19 agosto 2006

A retórica da "verbosidade mínima"

Estaremos de acordo: entre um interlocutor tão lacónico que nada de seguro nos permite concluir e um picareta-falante que se repete até à (nossa) exaustão, venha o diabo e que escolha. Mas também não é fácil decidir a priori as exactas palavras que exactamente diriam o que se quer dizer. Parece defensável, por isso, que a sensibilidade a tão humana dificuldade comunicacional nos deva imbuir de alguma tolerância receptora, ao invés de nos atirar para o exagero da deliciosa história que o Paulo Cunha Porto hoje nos conta no seu cada vez mais necessário Misantropo Enjaulado. Destaco aqui apenas as palavras que o "magistrado" dirigiu ao "diplomata", mas todo o post é, em si mesmo, imperdível:

«era supérfluo dizer que o saco estava vazio, por ser coisa que todos viam, bem como a exortação a que o enchessem, porque não podia ser outro o sentido da apresentação de tal objecto naquela reunião».«Para a próxima vez, menos palavreado!».

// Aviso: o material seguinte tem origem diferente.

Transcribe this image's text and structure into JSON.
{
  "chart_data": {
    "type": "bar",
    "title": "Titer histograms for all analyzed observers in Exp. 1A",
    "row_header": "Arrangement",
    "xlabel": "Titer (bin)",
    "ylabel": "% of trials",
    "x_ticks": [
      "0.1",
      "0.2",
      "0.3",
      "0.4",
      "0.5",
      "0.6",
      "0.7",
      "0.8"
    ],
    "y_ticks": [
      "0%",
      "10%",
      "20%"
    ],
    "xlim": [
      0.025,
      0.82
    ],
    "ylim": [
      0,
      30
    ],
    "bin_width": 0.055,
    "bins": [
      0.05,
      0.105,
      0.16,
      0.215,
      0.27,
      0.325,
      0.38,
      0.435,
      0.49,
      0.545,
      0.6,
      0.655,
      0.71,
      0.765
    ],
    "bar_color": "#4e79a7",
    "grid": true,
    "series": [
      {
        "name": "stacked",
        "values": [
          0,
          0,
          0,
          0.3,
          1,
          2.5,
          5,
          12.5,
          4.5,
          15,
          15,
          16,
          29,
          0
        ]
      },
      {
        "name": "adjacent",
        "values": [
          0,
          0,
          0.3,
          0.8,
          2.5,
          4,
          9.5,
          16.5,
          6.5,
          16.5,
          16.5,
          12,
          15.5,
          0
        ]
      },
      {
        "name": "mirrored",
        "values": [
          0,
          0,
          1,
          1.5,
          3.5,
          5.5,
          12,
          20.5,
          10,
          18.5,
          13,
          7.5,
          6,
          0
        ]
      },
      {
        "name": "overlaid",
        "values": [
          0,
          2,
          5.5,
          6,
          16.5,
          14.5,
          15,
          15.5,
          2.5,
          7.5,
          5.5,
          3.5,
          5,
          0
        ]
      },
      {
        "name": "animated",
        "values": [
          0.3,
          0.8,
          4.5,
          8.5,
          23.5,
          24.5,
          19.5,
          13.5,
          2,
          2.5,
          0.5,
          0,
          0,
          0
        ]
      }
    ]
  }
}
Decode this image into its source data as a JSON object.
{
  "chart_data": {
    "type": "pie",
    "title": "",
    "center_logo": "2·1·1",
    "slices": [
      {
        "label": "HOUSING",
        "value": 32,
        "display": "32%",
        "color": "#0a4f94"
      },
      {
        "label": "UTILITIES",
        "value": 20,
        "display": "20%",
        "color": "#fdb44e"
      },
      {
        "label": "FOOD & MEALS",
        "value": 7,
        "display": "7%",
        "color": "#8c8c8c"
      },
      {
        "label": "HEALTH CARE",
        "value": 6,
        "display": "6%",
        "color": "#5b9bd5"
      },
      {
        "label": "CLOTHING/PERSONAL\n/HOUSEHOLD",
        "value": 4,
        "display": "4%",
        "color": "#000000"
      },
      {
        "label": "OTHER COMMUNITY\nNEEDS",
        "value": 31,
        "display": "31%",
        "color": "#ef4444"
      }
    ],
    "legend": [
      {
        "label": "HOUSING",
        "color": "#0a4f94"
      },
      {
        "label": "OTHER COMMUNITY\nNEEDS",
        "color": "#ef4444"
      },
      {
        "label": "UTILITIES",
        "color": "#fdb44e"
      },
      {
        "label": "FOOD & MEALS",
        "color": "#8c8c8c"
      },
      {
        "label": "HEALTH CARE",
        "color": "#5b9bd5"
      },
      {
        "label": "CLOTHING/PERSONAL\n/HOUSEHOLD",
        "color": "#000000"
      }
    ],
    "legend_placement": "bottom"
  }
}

Esta história remete-nos para um certo tipo de discurso retórico muito frequente, ainda hoje, na nossa vida pública. Repare-se na quantidade de palavras a que o magistrado teve de recorrer para censurar a tão despojada expressão do diplomata «Está vazio. Enchei-o!». E tudo isso somente para declarar que era tão supérfluo dizer que o saco estava vazio, "por ser coisa que todos viam" como exortar a que o enchessem "porque não podia ser outro o sentido" da sua apresentação. Ou seja, o diplomata deveria apenas ter mostrado o saco e ficar de bico calado.


Só que se tudo era assim tão evidente, de bico calado deveria ter ficado igualmente o juiz, pois, como se sabe, o que é evidente não carece de ser argumentado. Repito: a história é óptima. Mas, concluindo, diria que o seu principal protagonista - o magistrado - não figura bom exemplo para os nossos deputados. Se há coisa que estes já fazem e com o maior sucesso, é condenar os vícios... dos outros. Não lhe parece, caríssimo Paulo?